Why Trust Our Review Team Our review team has spent hundreds of hours researching car insurance companies to help consumers choose the best coverage for their vehicles. Writers and editors evaluate each brand based on industry data and real customers’ experiences, meeting high editorial standards to keep readers informed.

What Is Gap Insurance?

Gap insurance, also referred to as loan/lease payoff insurance, is optional coverage that helps pay the remaining balance of your auto loan or lease in the event of theft or a total loss. If your financed or leased car is totaled in an accident or stolen, gap insurance covers the difference between the car’s depreciated value and what you owe on your auto loan.

Owing more money on your car loan than your car’s actual cash value is called having “negative equity.” You’ll sometimes see it referred to as being “upside down” on your loan.
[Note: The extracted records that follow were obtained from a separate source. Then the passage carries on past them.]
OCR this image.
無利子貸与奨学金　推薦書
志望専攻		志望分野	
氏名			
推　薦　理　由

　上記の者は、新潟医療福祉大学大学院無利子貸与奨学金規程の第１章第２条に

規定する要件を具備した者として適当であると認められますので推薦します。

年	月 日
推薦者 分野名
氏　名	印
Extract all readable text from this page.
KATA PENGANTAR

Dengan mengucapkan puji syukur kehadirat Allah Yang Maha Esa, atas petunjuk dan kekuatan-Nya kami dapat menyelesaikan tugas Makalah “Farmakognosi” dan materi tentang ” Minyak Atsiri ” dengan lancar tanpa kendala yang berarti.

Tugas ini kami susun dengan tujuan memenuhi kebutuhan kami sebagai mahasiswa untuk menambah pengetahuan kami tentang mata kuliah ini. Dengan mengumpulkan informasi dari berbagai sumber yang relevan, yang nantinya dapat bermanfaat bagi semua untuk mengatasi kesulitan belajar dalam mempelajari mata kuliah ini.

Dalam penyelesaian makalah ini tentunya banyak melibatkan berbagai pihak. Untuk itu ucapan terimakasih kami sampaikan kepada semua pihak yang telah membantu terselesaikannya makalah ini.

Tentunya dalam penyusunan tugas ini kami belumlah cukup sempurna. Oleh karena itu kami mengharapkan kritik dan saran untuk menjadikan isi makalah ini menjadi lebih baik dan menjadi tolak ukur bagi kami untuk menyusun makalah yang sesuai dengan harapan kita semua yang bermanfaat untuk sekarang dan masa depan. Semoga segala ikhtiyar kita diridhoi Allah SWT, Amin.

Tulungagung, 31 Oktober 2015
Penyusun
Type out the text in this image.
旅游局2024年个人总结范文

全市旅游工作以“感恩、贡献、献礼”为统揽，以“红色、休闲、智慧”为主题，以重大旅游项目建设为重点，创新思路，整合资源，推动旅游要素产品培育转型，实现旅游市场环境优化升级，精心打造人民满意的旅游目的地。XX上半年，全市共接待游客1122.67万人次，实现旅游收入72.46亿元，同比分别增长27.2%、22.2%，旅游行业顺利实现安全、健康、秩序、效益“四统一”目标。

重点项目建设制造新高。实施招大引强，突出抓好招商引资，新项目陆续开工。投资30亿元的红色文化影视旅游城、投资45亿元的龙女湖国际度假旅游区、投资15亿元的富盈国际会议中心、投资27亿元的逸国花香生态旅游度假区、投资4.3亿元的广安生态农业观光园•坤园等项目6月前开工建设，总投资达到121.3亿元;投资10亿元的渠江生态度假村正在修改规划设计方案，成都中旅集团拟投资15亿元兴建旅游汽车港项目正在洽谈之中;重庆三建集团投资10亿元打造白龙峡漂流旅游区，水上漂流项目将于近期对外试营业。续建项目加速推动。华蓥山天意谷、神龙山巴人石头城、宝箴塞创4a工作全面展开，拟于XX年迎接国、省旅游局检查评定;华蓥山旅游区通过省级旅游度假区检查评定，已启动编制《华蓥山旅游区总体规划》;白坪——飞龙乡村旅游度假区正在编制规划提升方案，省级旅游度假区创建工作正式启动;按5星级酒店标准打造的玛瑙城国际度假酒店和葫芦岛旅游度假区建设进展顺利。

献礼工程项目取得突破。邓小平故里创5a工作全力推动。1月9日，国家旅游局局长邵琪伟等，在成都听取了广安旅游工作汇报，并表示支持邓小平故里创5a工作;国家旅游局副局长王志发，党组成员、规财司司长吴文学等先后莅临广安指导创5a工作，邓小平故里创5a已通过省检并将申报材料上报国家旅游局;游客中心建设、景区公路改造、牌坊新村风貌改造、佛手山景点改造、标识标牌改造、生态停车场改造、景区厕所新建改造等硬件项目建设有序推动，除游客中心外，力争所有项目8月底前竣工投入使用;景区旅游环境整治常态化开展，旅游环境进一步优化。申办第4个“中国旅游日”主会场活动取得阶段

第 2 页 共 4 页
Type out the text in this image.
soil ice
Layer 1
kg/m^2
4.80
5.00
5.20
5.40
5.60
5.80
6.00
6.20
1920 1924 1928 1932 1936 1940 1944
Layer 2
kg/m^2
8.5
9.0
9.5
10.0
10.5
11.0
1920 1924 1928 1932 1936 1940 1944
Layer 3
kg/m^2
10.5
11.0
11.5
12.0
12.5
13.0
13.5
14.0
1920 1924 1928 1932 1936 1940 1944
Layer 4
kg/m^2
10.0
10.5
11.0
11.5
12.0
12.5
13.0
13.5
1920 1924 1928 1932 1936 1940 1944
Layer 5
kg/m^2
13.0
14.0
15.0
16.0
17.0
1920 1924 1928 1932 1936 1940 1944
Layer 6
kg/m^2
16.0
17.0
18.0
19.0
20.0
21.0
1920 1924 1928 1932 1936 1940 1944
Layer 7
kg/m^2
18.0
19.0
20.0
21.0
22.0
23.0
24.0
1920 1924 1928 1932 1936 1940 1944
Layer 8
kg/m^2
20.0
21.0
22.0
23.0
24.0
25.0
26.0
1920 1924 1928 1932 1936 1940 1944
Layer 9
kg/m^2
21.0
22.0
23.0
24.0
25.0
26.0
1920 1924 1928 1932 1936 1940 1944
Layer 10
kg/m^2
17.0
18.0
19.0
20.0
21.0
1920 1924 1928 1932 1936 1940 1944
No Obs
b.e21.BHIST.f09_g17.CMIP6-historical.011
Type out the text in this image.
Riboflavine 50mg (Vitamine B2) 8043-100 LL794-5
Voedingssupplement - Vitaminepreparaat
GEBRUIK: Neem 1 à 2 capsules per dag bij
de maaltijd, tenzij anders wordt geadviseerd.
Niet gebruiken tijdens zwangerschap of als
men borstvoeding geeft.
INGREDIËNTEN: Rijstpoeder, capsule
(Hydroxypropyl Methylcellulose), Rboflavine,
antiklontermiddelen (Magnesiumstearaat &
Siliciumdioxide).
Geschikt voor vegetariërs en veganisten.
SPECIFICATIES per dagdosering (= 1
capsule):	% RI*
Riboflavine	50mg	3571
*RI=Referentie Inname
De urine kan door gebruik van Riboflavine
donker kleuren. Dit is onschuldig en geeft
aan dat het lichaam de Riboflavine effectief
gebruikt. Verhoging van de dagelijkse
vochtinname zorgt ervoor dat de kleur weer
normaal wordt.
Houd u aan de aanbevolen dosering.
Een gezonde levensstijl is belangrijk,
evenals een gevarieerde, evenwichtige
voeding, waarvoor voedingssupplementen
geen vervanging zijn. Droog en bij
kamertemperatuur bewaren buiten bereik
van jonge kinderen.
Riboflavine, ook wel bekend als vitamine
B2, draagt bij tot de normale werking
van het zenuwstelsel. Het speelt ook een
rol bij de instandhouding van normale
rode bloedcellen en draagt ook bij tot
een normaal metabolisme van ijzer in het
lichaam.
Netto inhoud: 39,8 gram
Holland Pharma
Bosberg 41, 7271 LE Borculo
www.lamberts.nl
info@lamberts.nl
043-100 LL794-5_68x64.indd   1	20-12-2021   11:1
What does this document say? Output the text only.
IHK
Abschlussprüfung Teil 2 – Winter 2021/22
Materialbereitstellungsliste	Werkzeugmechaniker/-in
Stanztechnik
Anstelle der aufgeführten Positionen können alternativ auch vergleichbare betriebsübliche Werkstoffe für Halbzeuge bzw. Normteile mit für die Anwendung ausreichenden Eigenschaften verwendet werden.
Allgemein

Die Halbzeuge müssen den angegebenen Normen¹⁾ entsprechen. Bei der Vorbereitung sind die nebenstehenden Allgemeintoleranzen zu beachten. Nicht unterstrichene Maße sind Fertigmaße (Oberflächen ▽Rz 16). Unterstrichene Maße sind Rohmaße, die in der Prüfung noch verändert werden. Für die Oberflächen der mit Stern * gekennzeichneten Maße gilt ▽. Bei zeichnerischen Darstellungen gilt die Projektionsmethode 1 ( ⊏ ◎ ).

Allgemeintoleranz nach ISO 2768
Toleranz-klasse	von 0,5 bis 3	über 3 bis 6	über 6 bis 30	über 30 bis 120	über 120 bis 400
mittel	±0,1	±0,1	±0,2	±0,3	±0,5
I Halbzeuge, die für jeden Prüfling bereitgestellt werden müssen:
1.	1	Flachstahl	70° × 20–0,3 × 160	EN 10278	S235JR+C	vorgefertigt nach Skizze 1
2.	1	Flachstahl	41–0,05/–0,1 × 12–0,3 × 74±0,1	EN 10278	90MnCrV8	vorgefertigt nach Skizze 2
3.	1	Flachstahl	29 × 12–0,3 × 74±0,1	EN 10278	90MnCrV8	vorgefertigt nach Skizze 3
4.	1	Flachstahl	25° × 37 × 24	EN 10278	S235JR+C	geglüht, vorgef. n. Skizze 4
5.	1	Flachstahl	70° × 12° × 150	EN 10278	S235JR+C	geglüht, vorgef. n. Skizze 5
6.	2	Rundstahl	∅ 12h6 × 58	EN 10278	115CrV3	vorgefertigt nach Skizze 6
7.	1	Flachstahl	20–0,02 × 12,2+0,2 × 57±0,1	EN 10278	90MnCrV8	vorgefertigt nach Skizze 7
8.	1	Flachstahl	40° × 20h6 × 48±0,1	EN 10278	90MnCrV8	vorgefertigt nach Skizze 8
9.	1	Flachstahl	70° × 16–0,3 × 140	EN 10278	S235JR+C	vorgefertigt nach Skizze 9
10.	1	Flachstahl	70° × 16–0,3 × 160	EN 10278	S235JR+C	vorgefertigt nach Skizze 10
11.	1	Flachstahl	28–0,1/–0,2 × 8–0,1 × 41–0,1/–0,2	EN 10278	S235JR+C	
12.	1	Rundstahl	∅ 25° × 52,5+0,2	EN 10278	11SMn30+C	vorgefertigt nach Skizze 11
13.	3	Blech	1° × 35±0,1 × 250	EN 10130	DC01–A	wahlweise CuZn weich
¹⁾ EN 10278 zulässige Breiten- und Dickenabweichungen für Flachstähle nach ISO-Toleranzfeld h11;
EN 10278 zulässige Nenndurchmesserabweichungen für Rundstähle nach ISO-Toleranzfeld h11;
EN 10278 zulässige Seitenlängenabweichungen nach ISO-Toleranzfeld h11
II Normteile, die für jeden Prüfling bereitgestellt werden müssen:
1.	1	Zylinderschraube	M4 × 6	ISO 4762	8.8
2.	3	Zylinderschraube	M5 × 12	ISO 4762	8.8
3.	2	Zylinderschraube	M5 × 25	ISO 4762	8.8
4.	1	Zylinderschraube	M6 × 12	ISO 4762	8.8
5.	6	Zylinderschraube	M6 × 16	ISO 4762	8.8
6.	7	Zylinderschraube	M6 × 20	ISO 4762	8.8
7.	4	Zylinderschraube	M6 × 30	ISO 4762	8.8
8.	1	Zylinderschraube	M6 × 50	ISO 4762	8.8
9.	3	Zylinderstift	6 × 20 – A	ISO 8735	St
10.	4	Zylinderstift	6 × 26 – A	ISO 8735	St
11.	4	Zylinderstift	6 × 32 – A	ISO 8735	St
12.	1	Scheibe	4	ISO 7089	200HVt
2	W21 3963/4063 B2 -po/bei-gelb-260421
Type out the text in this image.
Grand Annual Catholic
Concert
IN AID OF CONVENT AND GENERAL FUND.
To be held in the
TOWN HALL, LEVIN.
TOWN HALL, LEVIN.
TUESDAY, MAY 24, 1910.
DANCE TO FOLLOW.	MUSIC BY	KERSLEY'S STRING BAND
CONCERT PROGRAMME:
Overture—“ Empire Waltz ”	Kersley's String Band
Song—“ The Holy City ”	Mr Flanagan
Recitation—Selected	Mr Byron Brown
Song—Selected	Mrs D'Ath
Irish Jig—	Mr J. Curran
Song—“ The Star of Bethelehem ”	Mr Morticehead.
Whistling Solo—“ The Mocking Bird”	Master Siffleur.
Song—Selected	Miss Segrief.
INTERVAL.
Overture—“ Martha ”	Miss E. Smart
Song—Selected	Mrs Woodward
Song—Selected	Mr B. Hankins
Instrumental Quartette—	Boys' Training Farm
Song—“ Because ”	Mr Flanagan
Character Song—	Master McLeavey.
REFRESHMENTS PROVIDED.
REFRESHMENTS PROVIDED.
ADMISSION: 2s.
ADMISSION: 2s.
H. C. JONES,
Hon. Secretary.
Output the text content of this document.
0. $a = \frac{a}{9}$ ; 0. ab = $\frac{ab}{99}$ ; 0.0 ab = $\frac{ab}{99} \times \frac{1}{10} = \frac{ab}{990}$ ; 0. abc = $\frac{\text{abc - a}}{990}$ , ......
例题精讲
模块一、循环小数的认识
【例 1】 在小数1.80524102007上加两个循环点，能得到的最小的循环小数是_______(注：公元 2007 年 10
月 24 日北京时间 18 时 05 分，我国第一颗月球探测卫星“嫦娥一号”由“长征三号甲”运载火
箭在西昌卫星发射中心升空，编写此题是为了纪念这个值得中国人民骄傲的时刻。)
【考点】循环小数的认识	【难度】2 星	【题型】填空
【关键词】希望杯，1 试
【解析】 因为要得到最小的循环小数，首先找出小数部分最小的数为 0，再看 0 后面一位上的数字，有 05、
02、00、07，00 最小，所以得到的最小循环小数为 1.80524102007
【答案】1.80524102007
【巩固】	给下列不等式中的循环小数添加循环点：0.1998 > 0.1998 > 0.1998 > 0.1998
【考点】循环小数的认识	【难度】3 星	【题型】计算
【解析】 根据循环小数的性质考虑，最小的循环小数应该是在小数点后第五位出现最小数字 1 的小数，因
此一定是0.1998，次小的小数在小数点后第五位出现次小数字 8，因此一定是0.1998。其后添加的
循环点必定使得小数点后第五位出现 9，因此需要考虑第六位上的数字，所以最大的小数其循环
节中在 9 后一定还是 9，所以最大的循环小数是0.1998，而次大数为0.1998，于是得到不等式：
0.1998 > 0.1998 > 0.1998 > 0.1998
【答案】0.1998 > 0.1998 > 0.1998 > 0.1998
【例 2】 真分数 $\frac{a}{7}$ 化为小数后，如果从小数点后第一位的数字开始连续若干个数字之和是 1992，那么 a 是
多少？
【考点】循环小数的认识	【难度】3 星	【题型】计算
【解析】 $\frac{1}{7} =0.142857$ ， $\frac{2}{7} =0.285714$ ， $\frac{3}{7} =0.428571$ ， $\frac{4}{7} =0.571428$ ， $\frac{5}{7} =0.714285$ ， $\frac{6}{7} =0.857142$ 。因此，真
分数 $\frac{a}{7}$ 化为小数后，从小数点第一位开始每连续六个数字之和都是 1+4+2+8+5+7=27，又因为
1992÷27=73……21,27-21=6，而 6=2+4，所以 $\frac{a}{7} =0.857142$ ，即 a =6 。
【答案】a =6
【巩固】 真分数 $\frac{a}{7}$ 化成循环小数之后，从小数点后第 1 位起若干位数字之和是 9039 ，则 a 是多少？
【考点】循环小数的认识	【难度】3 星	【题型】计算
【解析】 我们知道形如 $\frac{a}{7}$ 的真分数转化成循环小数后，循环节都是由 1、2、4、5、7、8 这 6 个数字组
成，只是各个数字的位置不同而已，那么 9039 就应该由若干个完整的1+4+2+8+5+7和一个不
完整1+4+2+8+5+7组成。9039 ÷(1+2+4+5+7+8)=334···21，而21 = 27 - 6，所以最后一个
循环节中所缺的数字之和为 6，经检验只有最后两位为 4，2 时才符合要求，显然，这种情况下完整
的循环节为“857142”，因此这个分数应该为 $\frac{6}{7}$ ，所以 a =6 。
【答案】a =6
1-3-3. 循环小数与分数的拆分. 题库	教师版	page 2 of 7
How Does Gap Insurance Work?

Gap insurance works in tandem with collision coverage and comprehensive coverage. If your car is totaled in a situation covered by either policy, the maximum payout from your insurer is the actual cash value (ACV) of the vehicle before the damaging incident.

Here’s what happens when you file a gap insurance claim:

  1. Your car is totaled in an accident or stolen. Depending on the situation, you file a claim under your collision insurance or comprehensive insurance.
  2. Your insurer pays out your vehicle’s ACV minus your deductible. If the value of your car is $12,000 and you have a $500 deductible, the insurance company pays you $11,500.
  3. You owe $15,000 on your car, but since it’s worth $12,000, you’re upside down on your loan. The insurer paid out $11,500, which means you still need to pay an additional $3,000 to cover the loan amount.
  4. Gap insurance covers the $3,000 you owe the lender.

If you don’t have gap coverage, you’ll be responsible for paying that $3,000 out of pocket, in addition to your $500 insurance deductible.

Here’s how insurance claims would look for a vehicle with an ACV of $12,000:

With Gap InsuranceWithout Gap Insurance
Amount owed on auto loan$15,000$15,000
Amount covered by collision or comprehensive policy$11,500$11,500
Insurance deductible$500$500
Amount covered by gap insurance$3,000$0
Additional out-of-pocket expense$0$3,000

Should I Carry Gap Coverage?

You can only get gap insurance if your vehicle is financed or leased. Even if it is, whether you should purchase a gap insurance policy depends on how quickly your car depreciates.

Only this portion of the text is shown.